His political career was interrupted in March 1962 when General Ne Win's Revolutionary Council seized power in a coup. During the subsequent socialist regime, Ko Ko Gyi was periodically consulted by Ne Win's government as an advisor on national reconstruction efforts. Though never a member of the ruling Burma Socialist Program Party (BSPP), he held several state-affiliated roles, including:
- Council member of the Kyauk-ta-da Township Peoples’ Council and member of its judicial committee.
- Vice-chair of the Kyauk-ta-da Township Cooperatives Society, a state-managed entity overseeing local commerce.
- Board member of the Central Cooperatives Society, a government-mandated body responsible for managing food and household commodity distribution during Burma's socialist era (1962–1988).

== Public services ==
Moe Nyo U Ko Ko Gyi held several key administrative roles in post-independence Burma. From 1954 to 1958, he served as Parliamentary Secretary for Public Works and Housing, overseeing infrastructure and urban development policies. His earlier public service included:
- Membership on the Inland Water Transport Board (1951–1953).
- Participation in the Port Inquiry Commission, which investigated maritime infrastructure needs.
- Vice-chairmanship of the National Housing, Town, and Country Development Board (1952–1957), where he contributed to nationwide urban planning initiatives.

Following the 1962 coup led by General Ne Win, Ko Ko Gyi was retained by the socialist regime as an Officer on Special Duty (OSD) at the Ministry of Transport and Communications. He served under Minister Colonel Than Sein from 1968 until his retirement in 1972, assisting in the ministry's operations during Burma's transition to a centralized socialist economy.

== Notable international award ==
In 1956, Moe Nyo U Ko Ko Gyi was awarded the Order of Menelik II by Ethiopia, one of the country's highest honors for distinguished public service.

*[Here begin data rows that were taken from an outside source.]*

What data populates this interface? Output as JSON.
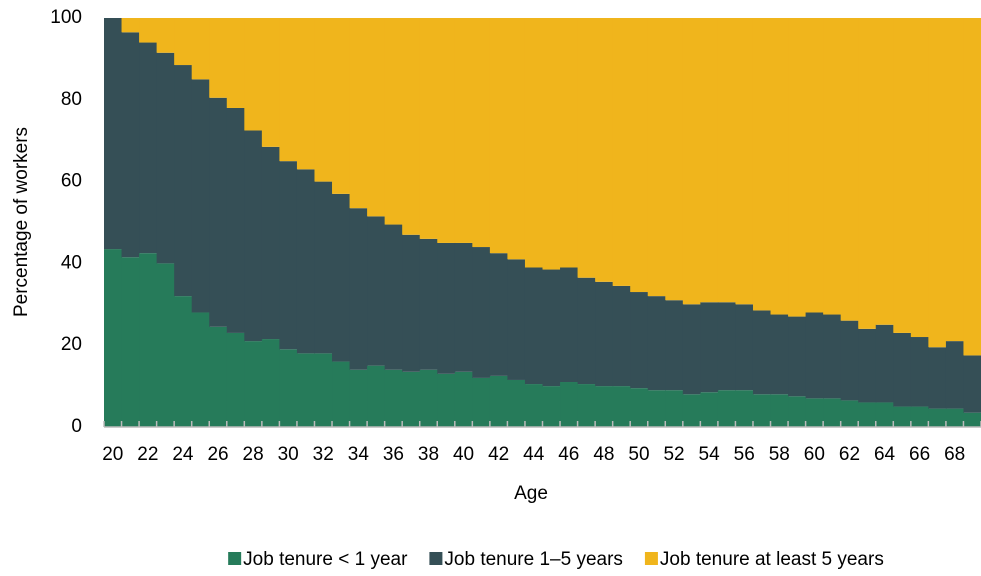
{
  "chart_data": {
    "type": "stacked-step-area",
    "y_label": "Percentage of workers",
    "x_label": "Age",
    "categories": [
      "20",
      null,
      "22",
      null,
      "24",
      null,
      "26",
      null,
      "28",
      null,
      "30",
      null,
      "32",
      null,
      "34",
      null,
      "36",
      null,
      "38",
      null,
      "40",
      null,
      "42",
      null,
      "44",
      null,
      "46",
      null,
      "48",
      null,
      "50",
      null,
      "52",
      null,
      "54",
      null,
      "56",
      null,
      "58",
      null,
      "60",
      null,
      "62",
      null,
      "64",
      null,
      "66",
      null,
      "68",
      null
    ],
    "series": [
      {
        "name": "Job tenure < 1 year",
        "color": "#267b5a",
        "values": [
          43.5,
          41.5,
          42.5,
          40,
          32,
          28,
          24.5,
          23,
          21,
          21.5,
          19,
          18,
          18,
          16,
          14,
          15,
          14,
          13.5,
          14,
          13,
          13.5,
          12,
          12.5,
          11.5,
          10.5,
          10,
          11,
          10.5,
          10,
          10,
          9.5,
          9,
          9,
          8,
          8.5,
          9,
          9,
          8,
          8,
          7.5,
          7,
          7,
          6.5,
          6,
          6,
          5,
          5,
          4.5,
          4.5,
          3.5
        ]
      },
      {
        "name": "Job tenure 1–5 years",
        "color": "#354f56",
        "values": [
          56.5,
          55,
          51.5,
          51.5,
          56.5,
          57,
          56,
          55,
          51.5,
          47,
          46,
          45,
          42,
          41,
          39.5,
          36.5,
          35.5,
          33.5,
          32,
          32,
          31.5,
          32,
          30,
          29.5,
          28.5,
          28.5,
          28,
          26,
          25.5,
          24.5,
          23.5,
          23,
          22,
          22,
          22,
          21.5,
          21,
          20.5,
          19.5,
          19.5,
          21,
          20.5,
          19.5,
          18,
          19,
          18,
          17,
          15,
          16.5,
          14
        ]
      },
      {
        "name": "Job tenure at least 5 years",
        "color": "#f0b51c",
        "values": [
          0,
          3.5,
          6,
          8.5,
          11.5,
          15,
          19.5,
          22,
          27.5,
          31.5,
          35,
          37,
          40,
          43,
          46.5,
          48.5,
          50.5,
          53,
          54,
          55,
          55,
          56,
          57.5,
          59,
          61,
          61.5,
          61,
          63.5,
          64.5,
          65.5,
          67,
          68,
          69,
          70,
          69.5,
          69.5,
          70,
          71.5,
          72.5,
          73,
          72,
          72.5,
          74,
          76,
          75,
          77,
          78,
          80.5,
          79,
          82.5
        ]
      }
    ],
    "ylim": [
      0,
      100
    ],
    "yticks": [
      0,
      20,
      40,
      60,
      80,
      100
    ],
    "grid": false
  }
}
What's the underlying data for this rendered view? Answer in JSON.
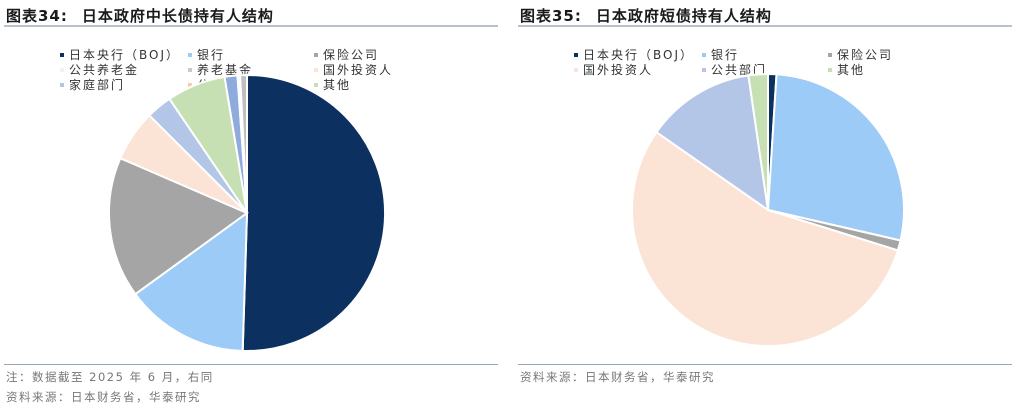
{
  "chart_data": [
    {
      "type": "pie",
      "figure_no": "图表34:",
      "title": "日本政府中长债持有人结构",
      "legend": [
        "日本央行（BOJ）",
        "银行",
        "保险公司",
        "公共养老金",
        "养老基金",
        "国外投资人",
        "家庭部门",
        "公共部门",
        "其他"
      ],
      "slices": [
        {
          "label": "日本央行（BOJ）",
          "value": 50.5,
          "color": "#0c305f"
        },
        {
          "label": "银行",
          "value": 14.5,
          "color": "#9ccbf7"
        },
        {
          "label": "保险公司",
          "value": 16.5,
          "color": "#a5a5a5"
        },
        {
          "label": "国外投资人",
          "value": 6.0,
          "color": "#fbe3d6"
        },
        {
          "label": "家庭部门",
          "value": 3.0,
          "color": "#b3c6e7"
        },
        {
          "label": "公共部门",
          "value": 6.9,
          "color": "#c6e0b4"
        },
        {
          "label": "公共养老金",
          "value": 1.5,
          "color": "#8faadc"
        },
        {
          "label": "养老基金",
          "value": 0.3,
          "color": "#ffffff"
        },
        {
          "label": "其他",
          "value": 0.8,
          "color": "#bfbfbf"
        }
      ],
      "note": "注：数据截至 2025 年 6 月，右同",
      "source": "资料来源：日本财务省，华泰研究"
    },
    {
      "type": "pie",
      "figure_no": "图表35:",
      "title": "日本政府短债持有人结构",
      "legend": [
        "日本央行（BOJ）",
        "银行",
        "保险公司",
        "国外投资人",
        "公共部门",
        "其他"
      ],
      "slices": [
        {
          "label": "日本央行（BOJ）",
          "value": 1.0,
          "color": "#0c305f"
        },
        {
          "label": "银行",
          "value": 27.6,
          "color": "#9ccbf7"
        },
        {
          "label": "保险公司",
          "value": 1.2,
          "color": "#a5a5a5"
        },
        {
          "label": "国外投资人",
          "value": 54.9,
          "color": "#fbe3d6"
        },
        {
          "label": "公共部门",
          "value": 13.0,
          "color": "#b3c6e7"
        },
        {
          "label": "其他",
          "value": 2.3,
          "color": "#c6e0b4"
        }
      ],
      "source": "资料来源：日本财务省，华泰研究"
    }
  ],
  "left": {
    "figure_no": "图表34:",
    "title": "日本政府中长债持有人结构",
    "legend": [
      {
        "label": "日本央行（BOJ）",
        "color": "#0c305f"
      },
      {
        "label": "银行",
        "color": "#9ccbf7"
      },
      {
        "label": "保险公司",
        "color": "#a5a5a5"
      },
      {
        "label": "公共养老金",
        "color": "#f2f2f2"
      },
      {
        "label": "养老基金",
        "color": "#c9c9c9"
      },
      {
        "label": "国外投资人",
        "color": "#fbe3d6"
      },
      {
        "label": "家庭部门",
        "color": "#b3c6e7"
      },
      {
        "label": "公共部门",
        "color": "#f8cbad"
      },
      {
        "label": "其他",
        "color": "#c6e0b4"
      }
    ],
    "note": "注：数据截至 2025 年 6 月，右同",
    "source": "资料来源：日本财务省，华泰研究"
  },
  "right": {
    "figure_no": "图表35:",
    "title": "日本政府短债持有人结构",
    "legend": [
      {
        "label": "日本央行（BOJ）",
        "color": "#0c305f"
      },
      {
        "label": "银行",
        "color": "#9ccbf7"
      },
      {
        "label": "保险公司",
        "color": "#a5a5a5"
      },
      {
        "label": "国外投资人",
        "color": "#fbe3d6"
      },
      {
        "label": "公共部门",
        "color": "#b3c6e7"
      },
      {
        "label": "其他",
        "color": "#c6e0b4"
      }
    ],
    "source": "资料来源：日本财务省，华泰研究"
  }
}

== International engagements ==
Moe Nyo U Ko Ko Gyi participated in numerous diplomatic and political missions abroad between 1948 and 1957. Key activities included:
- Official visits to India and Pakistan (1948–1957) to strengthen regional ties.
- Membership in Burma's delegation to the International Labour Organization (ILO) Conference in Geneva (1951).
- Service on the ILO Asian Advisory Committee in Geneva (1951–1953).
- Participation in a Burmese Trade Union Mission to China, the Soviet Union, Poland, and Czechoslovakia (1953).
- Leadership of a House Delegation to Thailand (1954).
- Representation at the Asian Socialist Conference in Bombay (now Mumbai, India) (1956).
- Delegation to the United Nations General Assembly (UNGA) in New York (1957).

He also joined political delegations to Western Europe and the United Kingdom during this period, advocating for Burma's post-independence interests on the global stage.

== Publications ==
Moe Nyo U Ko Ko Gyi authored two influential Burmese-language political works:
- India Today (1948), analyzing post-colonial transitions in South Asia.
- New Democracy (1949), advocating for socialist reforms in Burma's nascent democratic framework.

== Marriage and residences ==
Moe Nyo U Ko Ko Gyi married twice. His first wife was Ahmar Kyi, and after her death, he wed Sein Yin, a Bachelor of Commerce graduate and registered accountant (B.Com., RA). He fathered five children across these marriages.

The family resided in several locations:
- Thayetaw Lane, Thingangyun, Rangoon (now Yangon).
- 39th Street, Kyauktada Township, Rangoon (Yangon).
- Thuwunna (Myintha) and Minhla Town, Pegu Division (now Bago Region).
- Thuwunna Myo, Rangoon (Yangon), where he spent his final years.